There's a school of thought in analytics that likens baseball players to dice rolls or coin flips. Once you know the base-rate probability of getting heads or rolling a seven with two dice, you can ascertain with a high degree of certainty whether you got proper odds on your bet. For example, if you're paying me 2:1 for tails on a fair coin, that's a great bet for me (at affordable amounts) even if the coin lands heads. The unlucky result (heads) does not render my decision to take tails at 2:1 wrong. My process -- which involved figuring out that 2:1 on a 1:1 bet is a great value -- was sound irrespective of the result.

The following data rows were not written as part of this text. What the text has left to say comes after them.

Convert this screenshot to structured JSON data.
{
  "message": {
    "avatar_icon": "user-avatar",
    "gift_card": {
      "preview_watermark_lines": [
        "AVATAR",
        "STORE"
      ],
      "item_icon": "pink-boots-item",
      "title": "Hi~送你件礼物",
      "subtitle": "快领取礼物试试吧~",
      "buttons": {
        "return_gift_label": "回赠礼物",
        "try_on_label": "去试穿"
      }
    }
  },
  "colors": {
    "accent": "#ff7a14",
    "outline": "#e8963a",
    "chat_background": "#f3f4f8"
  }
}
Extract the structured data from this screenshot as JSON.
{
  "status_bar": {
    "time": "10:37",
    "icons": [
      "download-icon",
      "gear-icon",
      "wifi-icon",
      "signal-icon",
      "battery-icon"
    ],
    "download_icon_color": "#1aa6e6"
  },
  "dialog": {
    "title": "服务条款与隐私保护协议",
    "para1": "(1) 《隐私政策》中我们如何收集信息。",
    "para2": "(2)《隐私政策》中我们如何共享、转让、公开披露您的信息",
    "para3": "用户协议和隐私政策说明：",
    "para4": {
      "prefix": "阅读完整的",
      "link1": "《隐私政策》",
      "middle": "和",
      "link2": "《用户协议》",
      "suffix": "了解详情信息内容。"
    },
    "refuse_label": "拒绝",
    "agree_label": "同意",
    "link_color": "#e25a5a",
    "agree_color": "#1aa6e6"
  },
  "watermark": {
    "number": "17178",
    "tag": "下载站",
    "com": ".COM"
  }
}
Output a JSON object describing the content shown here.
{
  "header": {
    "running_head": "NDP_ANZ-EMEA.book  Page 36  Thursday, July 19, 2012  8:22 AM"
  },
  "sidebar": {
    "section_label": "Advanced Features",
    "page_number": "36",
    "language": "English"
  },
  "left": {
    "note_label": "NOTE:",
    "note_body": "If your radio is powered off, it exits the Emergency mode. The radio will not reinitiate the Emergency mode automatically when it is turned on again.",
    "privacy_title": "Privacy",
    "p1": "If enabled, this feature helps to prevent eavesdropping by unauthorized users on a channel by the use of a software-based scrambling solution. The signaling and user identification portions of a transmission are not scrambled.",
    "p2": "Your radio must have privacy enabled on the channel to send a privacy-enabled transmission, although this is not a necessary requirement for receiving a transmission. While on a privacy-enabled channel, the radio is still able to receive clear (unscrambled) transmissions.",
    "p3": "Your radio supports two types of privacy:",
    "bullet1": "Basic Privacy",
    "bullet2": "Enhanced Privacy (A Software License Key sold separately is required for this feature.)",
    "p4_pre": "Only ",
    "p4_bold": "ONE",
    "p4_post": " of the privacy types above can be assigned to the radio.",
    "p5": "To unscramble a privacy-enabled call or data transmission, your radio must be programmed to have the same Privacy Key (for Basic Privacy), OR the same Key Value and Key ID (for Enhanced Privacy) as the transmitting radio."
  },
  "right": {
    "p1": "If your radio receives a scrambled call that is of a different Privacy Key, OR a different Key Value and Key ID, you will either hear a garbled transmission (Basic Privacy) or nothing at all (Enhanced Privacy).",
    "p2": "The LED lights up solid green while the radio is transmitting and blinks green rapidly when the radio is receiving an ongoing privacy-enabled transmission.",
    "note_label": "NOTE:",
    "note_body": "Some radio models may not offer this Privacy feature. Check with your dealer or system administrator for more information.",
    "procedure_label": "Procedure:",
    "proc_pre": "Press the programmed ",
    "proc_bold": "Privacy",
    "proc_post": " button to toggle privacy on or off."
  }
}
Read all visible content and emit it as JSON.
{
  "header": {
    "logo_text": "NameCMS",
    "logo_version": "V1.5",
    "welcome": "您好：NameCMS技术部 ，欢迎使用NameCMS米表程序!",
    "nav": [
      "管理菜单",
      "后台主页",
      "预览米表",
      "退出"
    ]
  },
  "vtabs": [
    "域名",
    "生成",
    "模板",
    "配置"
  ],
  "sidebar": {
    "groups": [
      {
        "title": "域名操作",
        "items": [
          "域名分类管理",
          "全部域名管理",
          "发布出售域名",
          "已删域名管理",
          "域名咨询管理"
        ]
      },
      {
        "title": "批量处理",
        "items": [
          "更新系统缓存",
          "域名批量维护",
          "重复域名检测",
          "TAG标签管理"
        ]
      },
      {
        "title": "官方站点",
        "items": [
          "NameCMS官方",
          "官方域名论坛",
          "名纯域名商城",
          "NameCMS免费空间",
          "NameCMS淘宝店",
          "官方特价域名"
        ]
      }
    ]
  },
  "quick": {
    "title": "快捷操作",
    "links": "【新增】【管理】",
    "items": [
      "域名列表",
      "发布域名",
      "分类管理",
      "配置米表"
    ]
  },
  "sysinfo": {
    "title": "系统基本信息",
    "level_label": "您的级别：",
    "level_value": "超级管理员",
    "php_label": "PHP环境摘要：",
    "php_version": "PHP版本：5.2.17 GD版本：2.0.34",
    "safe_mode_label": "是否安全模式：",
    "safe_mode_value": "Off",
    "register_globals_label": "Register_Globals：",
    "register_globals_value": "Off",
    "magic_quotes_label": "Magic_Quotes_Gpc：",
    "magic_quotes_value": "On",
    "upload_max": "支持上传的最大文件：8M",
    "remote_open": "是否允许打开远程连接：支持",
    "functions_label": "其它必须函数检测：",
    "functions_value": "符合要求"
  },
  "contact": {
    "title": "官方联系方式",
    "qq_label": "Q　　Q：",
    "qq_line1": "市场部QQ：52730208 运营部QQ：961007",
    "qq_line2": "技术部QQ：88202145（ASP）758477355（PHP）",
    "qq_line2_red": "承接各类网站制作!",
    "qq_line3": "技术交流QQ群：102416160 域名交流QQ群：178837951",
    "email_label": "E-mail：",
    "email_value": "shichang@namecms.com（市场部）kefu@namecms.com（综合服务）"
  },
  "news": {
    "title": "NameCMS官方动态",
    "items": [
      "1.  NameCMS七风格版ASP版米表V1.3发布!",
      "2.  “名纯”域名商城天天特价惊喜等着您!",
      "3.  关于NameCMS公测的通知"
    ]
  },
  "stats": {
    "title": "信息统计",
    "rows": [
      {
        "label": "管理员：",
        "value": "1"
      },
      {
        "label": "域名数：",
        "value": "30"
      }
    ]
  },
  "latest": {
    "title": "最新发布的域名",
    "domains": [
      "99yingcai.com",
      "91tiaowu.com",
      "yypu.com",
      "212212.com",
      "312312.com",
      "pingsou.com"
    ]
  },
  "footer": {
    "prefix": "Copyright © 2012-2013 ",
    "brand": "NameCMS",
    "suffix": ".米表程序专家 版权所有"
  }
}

The argument goes, if you can ascertain with reasonable accuracy the probability that a player does well or poorly in a given year, season or game, then you can, in those situations, feel good about your probability-based decisions, irrespective of the result. Just as getting heads didn't make tails a bad bet at 2:1, Nick Anderson giving up runs and losing the World Series didn't make taking Blake Snell (who was dealing) out of the game before he faced the Dodgers order a third time a horrendous decision. The probability at the time is not affected by the outcome of the decision.
Where this reasoning breaks down is that with a fair coin or set of dice, the results cannot convey new information about the decision. That you got three heads in a row does not make 2:1 on tails a bad bet, provided the coin is fair. But with players, the results cause us to update our probabilities, to change the base rate. Of course, we don't have access to those results at the time of our decision, but the very fact that results alter our priors means that the accuracy of our priors is subject to results-based scrutiny. We acknowledge our priors were less accurate before we incorporated the results. If priors require constant updating, they are always imperfect, unlike our priors about fair coins or dice which never require updating. Accordingly our priors about players are error-prone and must be refined and ultimately judged by results.
Ideally you want to judge your base rate by a large sample of results over time. Unfortunately, baseball -- and I'd argue life generally -- isn't settled on an average-expected-outcome basis of identical coin flips. It's settled by unique one-off events that are similar (and can be grouped together) only to varying degrees. The entire purpose of having a good analytic model is to get these unique one-off decisions right not merely often enough to beat the competition, but also when it matters most. Winning 100 $1 bets but losing two $60 ones is a net loss, despite an incredible winning percentage. The model used by the Rays failed in that respect because while we'll never know what Snell would have done, we know removing him resulted in them losing the World Series. One might argue their process was good, and even if it were the right decision probabilistically, that wouldn't guarantee the right result. But that begs the question. Whether the process was good depends on whether it nets a profit or a loss over time, adjusting for varying stakes. And all the times they pulled Snell and won -- (it's likely in many of those cases they would have won anyway) -- have a different impact than pulling him and losing the World Series.
Bottom line, this is a complex area, where it isn't possible to demonstrate the right decision, irrespective of outcome, and while outcome when the stakes are highest might not be entirely dispositive, becoming world champions is the ultimate goal of every franchise and must carry significant weight when evaluating the correctness of the decision. To argue otherwise is to confuse your model with reality.